Command line arguments

We provide 2 main scripts to run m6A prediction as the following.

m6anet-dataprep

  • Input

Output files from nanopolish eventalign

Argument name Required Default value Description
–eventalign=FILE Yes NA Eventalign filepath, the output from nanopolish.
–out_dir=DIR Yes NA Output directory.
–n_processes=NUM No 1 Number of processes to run.
–chunk_size No 1000000 chunksize argument for pandas read csv function on the eventalign input
–readcount_max=NUM No 1000 Maximum read counts per gene.
–readcount_min=NUM No 1 Minimum read counts per gene.
–index No True To skip indexing the eventalign nanopolish output, can only be used if the index has been created before
–n_neighbors No 1 The number of flanking positions to process
  • Output
File name File type Description
eventalign.index csv File index indicating the position in the eventalign.txt file (the output of nanopolish eventalign) where the segmentation information of each read index is stored, allowing a random access.
data.json json Intensity level mean for each position.
data.index csv File index indicating the position in the data.json file where the intensity level means across positions of each gene is stored, allowing a random access.
data.readcount csv Summary of readcounts per gene.

m6anet-run_inference

  • Input

Output files from m6anet-dataprep.

Argument name Required Default value Description
–input_dir=DIR Yes NA Input directory that contains data.json, data.index, and data.readcount from m6anet-dataprep
–out_dir=DIR Yes NA Output directory for the inference results from m6anet
–model_config=FILE No prod_pooling.toml Model architecture specifications.
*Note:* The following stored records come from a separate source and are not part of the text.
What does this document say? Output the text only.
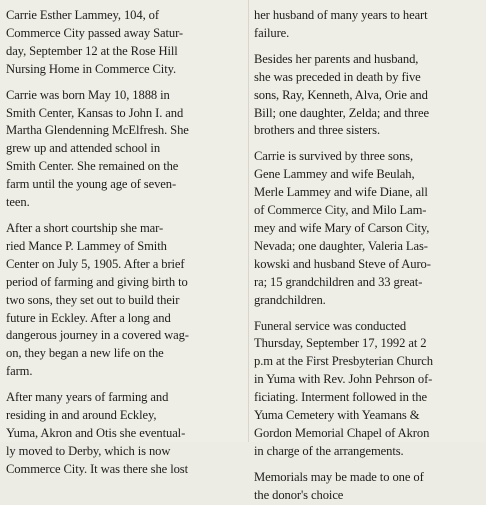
Carrie Esther Lammey, 104, of
Commerce City passed away Satur-
day, September 12 at the Rose Hill
Nursing Home in Commerce City.
Carrie was born May 10, 1888 in
Smith Center, Kansas to John I. and
Martha Glendenning McElfresh. She
grew up and attended school in
Smith Center. She remained on the
farm until the young age of seven-
teen.
After a short courtship she mar-
ried Mance P. Lammey of Smith
Center on July 5, 1905. After a brief
period of farming and giving birth to
two sons, they set out to build their
future in Eckley. After a long and
dangerous journey in a covered wag-
on, they began a new life on the
farm.
After many years of farming and
residing in and around Eckley,
Yuma, Akron and Otis she eventual-
ly moved to Derby, which is now
Commerce City. It was there she lost
her husband of many years to heart
failure.
Besides her parents and husband,
she was preceded in death by five
sons, Ray, Kenneth, Alva, Orie and
Bill; one daughter, Zelda; and three
brothers and three sisters.
Carrie is survived by three sons,
Gene Lammey and wife Beulah,
Merle Lammey and wife Diane, all
of Commerce City, and Milo Lam-
mey and wife Mary of Carson City,
Nevada; one daughter, Valeria Las-
kowski and husband Steve of Auro-
ra; 15 grandchildren and 33 great-
grandchildren.
Funeral service was conducted
Thursday, September 17, 1992 at 2
p.m at the First Presbyterian Church
in Yuma with Rev. John Pehrson of-
ficiating. Interment followed in the
Yuma Cemetery with Yeamans &
Gordon Memorial Chapel of Akron
in charge of the arrangements.
Memorials may be made to one of
the donor's choice
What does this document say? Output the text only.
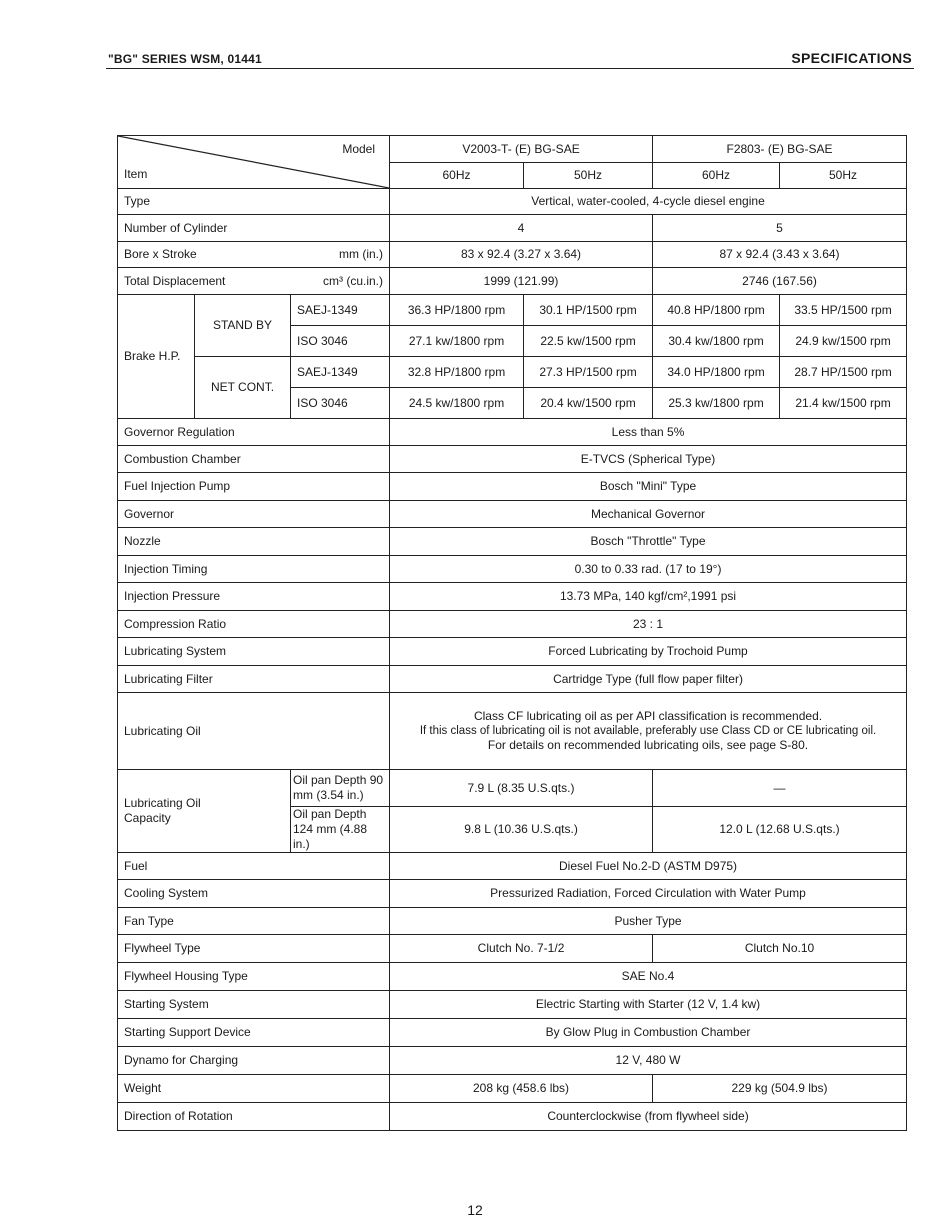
"BG" SERIES WSM, 01441	SPECIFICATIONS
Model
Item			V2003-T- (E) BG-SAE		F2803- (E) BG-SAE	
			60Hz	50Hz	60Hz	50Hz
Type			Vertical, water-cooled, 4-cycle diesel engine			
Number of Cylinder			4		5	

Bore x Stroke mm (in.)			83 x 92.4 (3.27 x 3.64)		87 x 92.4 (3.43 x 3.64)	

Total Displacement cm³ (cu.in.)			1999 (121.99)		2746 (167.56)	
Brake H.P.	STAND BY	SAEJ-1349	36.3 HP/1800 rpm	30.1 HP/1500 rpm	40.8 HP/1800 rpm	33.5 HP/1500 rpm
		ISO 3046	27.1 kw/1800 rpm	22.5 kw/1500 rpm	30.4 kw/1800 rpm	24.9 kw/1500 rpm
	NET CONT.	SAEJ-1349	32.8 HP/1800 rpm	27.3 HP/1500 rpm	34.0 HP/1800 rpm	28.7 HP/1500 rpm
		ISO 3046	24.5 kw/1800 rpm	20.4 kw/1500 rpm	25.3 kw/1800 rpm	21.4 kw/1500 rpm
Governor Regulation			Less than 5%			
Combustion Chamber			E-TVCS (Spherical Type)			
Fuel Injection Pump			Bosch "Mini" Type			
Governor			Mechanical Governor			
Nozzle			Bosch "Throttle" Type			
Injection Timing			0.30 to 0.33 rad. (17 to 19°)			
Injection Pressure			13.73 MPa, 140 kgf/cm²,1991 psi			
Compression Ratio			23 : 1			
Lubricating System			Forced Lubricating by Trochoid Pump			
Lubricating Filter			Cartridge Type (full flow paper filter)			
Lubricating Oil			Class CF lubricating oil as per API classification is recommended.
If this class of lubricating oil is not available, preferably use Class CD or CE lubricating oil.
For details on recommended lubricating oils, see page S-80.			

Lubricating Oil Capacity		Oil pan Depth 90 mm (3.54 in.)	7.9 L (8.35 U.S.qts.)		—	
		Oil pan Depth 124 mm (4.88 in.)	9.8 L (10.36 U.S.qts.)		12.0 L (12.68 U.S.qts.)	
Fuel			Diesel Fuel No.2-D (ASTM D975)			
Cooling System			Pressurized Radiation, Forced Circulation with Water Pump			
Fan Type			Pusher Type			
Flywheel Type			Clutch No. 7-1/2		Clutch No.10	
Flywheel Housing Type			SAE No.4			
Starting System			Electric Starting with Starter (12 V, 1.4 kw)			
Starting Support Device			By Glow Plug in Combustion Chamber			
Dynamo for Charging			12 V, 480 W			
Weight			208 kg (458.6 lbs)		229 kg (504.9 lbs)	
Direction of Rotation			Counterclockwise (from flywheel side)			
12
Please see examples in m6anet/model/configs/model_configs/prod_pooling.toml
–model_state_dict=FILE No prod_pooling_pr_auc.pt Model weights to be used for inference. Please see examples in m6anet/model/model_states/
–batch_size No 64 Number of sites to be loaded each time for inference
–n_processes=NUM No 1 Number of processes to run.
–num_iterations=NUM No 5 Number of times m6anet iterates through each potential m6a sites.
  • Output
File name File type Description
data.result.csv.gz csv.gz Result table in compressed form

m6anet-train

Argument name Required Default value Description
–model_config=FILE Yes NA Model architecture specifications. Please see examples in m6anet/model/configs/model_configs/prod_pooling.toml
–train_config=FILE Yes NA Config file for training the model. Please see examples in m6anet/model/configs/training_configs/oversampled.toml
–save_dir=DIR Yes NA Save directory to save the training results
–device=STR No cpu Device to use for training the model. Set to cuda:cuda_id if using GPU
–lr=NUM No 4e-4 Learning rate for the ADAM optimizer
–seed=NUM No 25 Random seed for model training
–epochs=NUM No 50 Number of epochs to train the model.
–num_workers=NUM No 1 Number of processes to run.
–save_per_epoch=NUM No 10 Number of recurring epoch to save the model
–weight_decay=NUM No 0 Weight decay parameteter for the ADAM optimizer
–num_iterations=NUM No 5 Number of times m6anet iterates through each potential m6a sites.